Chris Rock, Fargo, The Sopranos, James Gandolfini

It’s hard to imagine anyone turning down a role in what was once HBO’s biggest series, but that’s preciously what Chris Rock did, and not just once either. Twenty years ago, The Sopranos was the biggest thing on television and Chris Rock was in the midst of releasing a series of highly successful HBO standup specials, and the actor told THR during a round-table interview that he turned down several offers to appear on the crime drama.

Chris Rock would go on to play crime boss Lou Cannon in the fourth season of Noah Hawley’s Fargo, and he almost turned down the opportunity just as he had The Sopranos all those years ago. The reason: he didn’t want to spoil either series.

[Fargo] is a big job. And sometimes you can respect something so much, you don’t even want to be a part of it.
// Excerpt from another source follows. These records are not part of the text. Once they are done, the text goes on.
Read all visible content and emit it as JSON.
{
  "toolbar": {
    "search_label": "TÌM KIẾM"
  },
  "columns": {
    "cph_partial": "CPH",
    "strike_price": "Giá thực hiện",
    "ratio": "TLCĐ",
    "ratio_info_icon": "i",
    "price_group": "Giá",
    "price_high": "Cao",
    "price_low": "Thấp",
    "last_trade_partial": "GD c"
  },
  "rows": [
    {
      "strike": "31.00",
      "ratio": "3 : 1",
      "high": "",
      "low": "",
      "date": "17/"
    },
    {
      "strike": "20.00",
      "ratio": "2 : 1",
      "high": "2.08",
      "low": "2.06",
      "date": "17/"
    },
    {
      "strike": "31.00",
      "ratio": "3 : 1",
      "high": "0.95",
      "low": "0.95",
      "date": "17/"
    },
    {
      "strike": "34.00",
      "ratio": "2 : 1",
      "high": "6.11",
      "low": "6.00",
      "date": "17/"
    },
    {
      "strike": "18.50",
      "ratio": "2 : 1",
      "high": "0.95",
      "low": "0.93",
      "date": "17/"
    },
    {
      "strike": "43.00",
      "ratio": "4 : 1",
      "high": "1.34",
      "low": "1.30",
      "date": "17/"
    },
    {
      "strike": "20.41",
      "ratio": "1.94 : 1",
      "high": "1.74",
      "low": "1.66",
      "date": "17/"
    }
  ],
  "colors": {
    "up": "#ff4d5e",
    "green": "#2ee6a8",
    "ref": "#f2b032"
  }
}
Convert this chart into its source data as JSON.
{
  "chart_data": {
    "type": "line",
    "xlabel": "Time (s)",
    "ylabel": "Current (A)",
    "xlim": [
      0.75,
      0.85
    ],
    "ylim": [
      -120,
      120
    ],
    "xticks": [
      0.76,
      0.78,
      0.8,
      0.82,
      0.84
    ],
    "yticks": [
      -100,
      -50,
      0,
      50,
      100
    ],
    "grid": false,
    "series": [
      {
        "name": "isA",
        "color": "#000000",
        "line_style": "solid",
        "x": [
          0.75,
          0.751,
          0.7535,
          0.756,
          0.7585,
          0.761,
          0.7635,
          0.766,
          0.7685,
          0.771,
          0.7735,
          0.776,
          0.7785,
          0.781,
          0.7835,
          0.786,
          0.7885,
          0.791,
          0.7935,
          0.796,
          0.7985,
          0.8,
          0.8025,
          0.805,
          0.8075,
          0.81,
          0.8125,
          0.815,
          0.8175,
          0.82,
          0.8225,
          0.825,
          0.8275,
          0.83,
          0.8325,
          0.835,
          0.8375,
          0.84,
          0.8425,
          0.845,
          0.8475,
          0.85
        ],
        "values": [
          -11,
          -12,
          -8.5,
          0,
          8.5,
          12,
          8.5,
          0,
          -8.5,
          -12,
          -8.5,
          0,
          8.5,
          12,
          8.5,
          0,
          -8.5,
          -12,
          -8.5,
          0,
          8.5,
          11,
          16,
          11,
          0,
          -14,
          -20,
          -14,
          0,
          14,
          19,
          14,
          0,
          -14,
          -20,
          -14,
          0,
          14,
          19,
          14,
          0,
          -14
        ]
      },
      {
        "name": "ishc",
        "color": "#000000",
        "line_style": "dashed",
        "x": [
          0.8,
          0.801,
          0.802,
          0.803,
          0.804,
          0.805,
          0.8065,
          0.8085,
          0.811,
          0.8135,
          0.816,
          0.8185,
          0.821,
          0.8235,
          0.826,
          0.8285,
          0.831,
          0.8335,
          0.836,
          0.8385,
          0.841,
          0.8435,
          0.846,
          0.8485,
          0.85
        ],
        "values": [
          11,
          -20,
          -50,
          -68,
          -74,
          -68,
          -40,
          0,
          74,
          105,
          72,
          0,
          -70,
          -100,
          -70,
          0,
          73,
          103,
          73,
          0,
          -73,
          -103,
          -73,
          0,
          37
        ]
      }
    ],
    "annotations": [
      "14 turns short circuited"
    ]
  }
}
Years ago, when I had my own show on HBO, it was at the height of The Sopranos, and I got a couple of offers to be on The Sopranos, and I was like, “I like it too much, I don’t want to spoil it.” But I was such a fan [of Fargo], I took the meeting anyway, and then he presents me with this offer, and I’m like, “Whatever you want me to do, I’m down.” Because I saw how he handled Bokeem Woodbine [who played Mike Milligan].

Sometimes people do amazing work and then when they handle Black people, it’s horrible,” Rock continued. “But with [Hawley], I saw how he handled Bokeem and I was like, ‘I can totally be in your hands.’” Although Chris Rock may have turned down the chance to appear on The Sopranos, there was one actor wasn’t even afforded that opportunity, despite reaching out personally. Alec Baldwin revealed earlier this month that he had volunteered his services for that fateful day when Tony Soprano would inevitably meet his maker, only to be met with silence.

Although The Sopranos may be over, we will soon be returning to that universe with The Many Saints of Newark, a prequel movie that will be set in the era of the Newark riots in the 60s and also feature Michael Gandolfini, the son of the late James Gandolfini, as a younger version of Tony Soprano. The film is slated to hit theaters and HBO Max on September 24, 2021.